Köln – Das Robert-Koch-Institut meldet immer öfter mehr als 10000 Neuinfektionen an einem Tag. In Köln sind mehr als 2000 Menschen akut infiziert. Wie bewerten Sie die Lage? Prof. Oliver Cornely: Die Lage ist meiner Ansicht nach bedrohlicher als im März. Wir wissen, dass bereits einige deutsche Krankenhäuser sehr stark durch Corona-Patienten in Anspruch genommen sind. Die meisten anderen sind es glücklicherweise noch nicht, doch das kann sich schnell ändern. Wir müssen hellwach sein.

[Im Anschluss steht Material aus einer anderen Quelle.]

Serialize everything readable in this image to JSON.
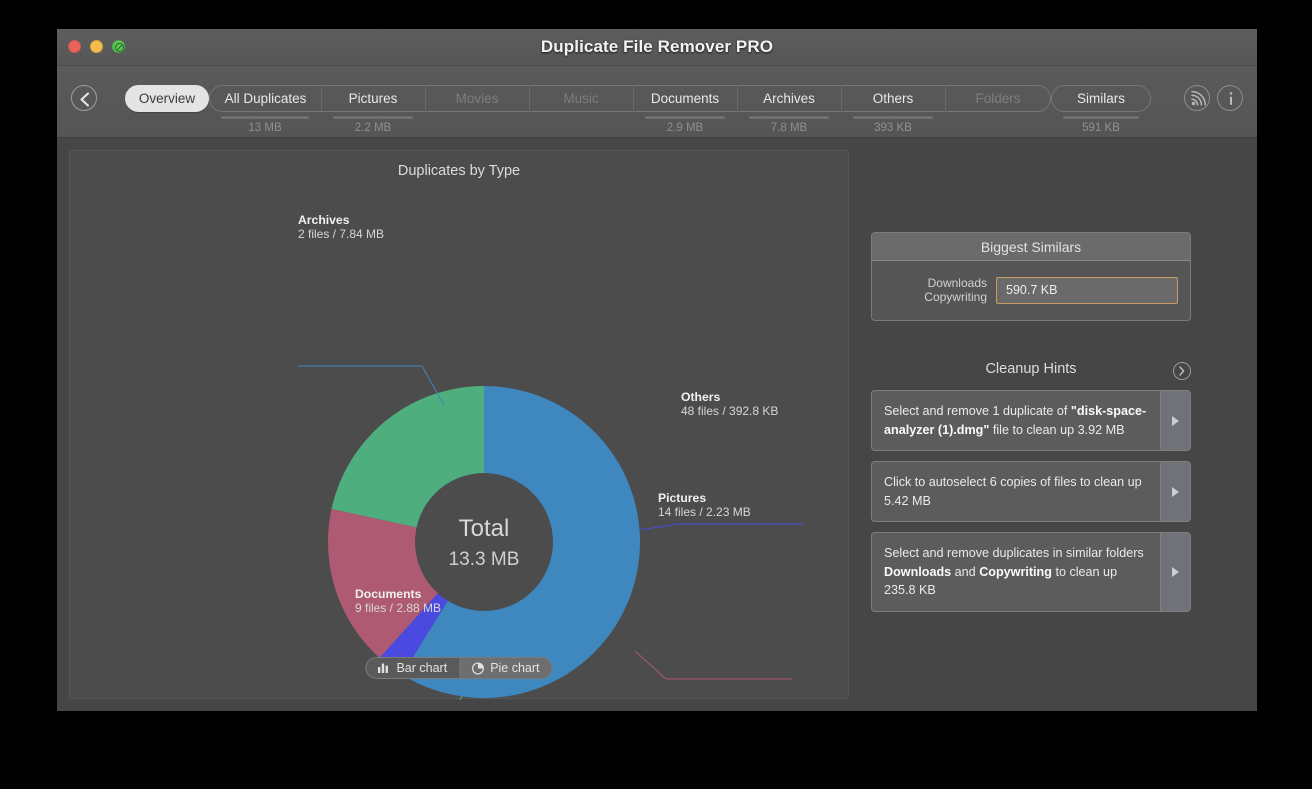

Wie wichtig sind Zahlen, um die Lage zu beurteilen?

Sie sind für die Kliniken als kleiner Blick in die Zukunft entscheidend: Man kann hochrechnen, wie viele der Neuinfizierten krank und schwer krank werden, wie viele einen Platz in der Klinik brauchen werden. Die Statistik hängt natürlich auch mit der Zahl der Tests zusammen. Doch diese liegt seit einiger Zeit konstant bei gut 1,1 Millionen pro Woche. Die Infektionszahlen hingegen steigen – und damit auch die Positivrate. Ich rechne fest damit, dass die Krankenhäuser bald voller sein werden, als sie es im März gewesen sind. Positiv bewerte ich im Vergleich zum Frühjahr die verbesserte Behandlung.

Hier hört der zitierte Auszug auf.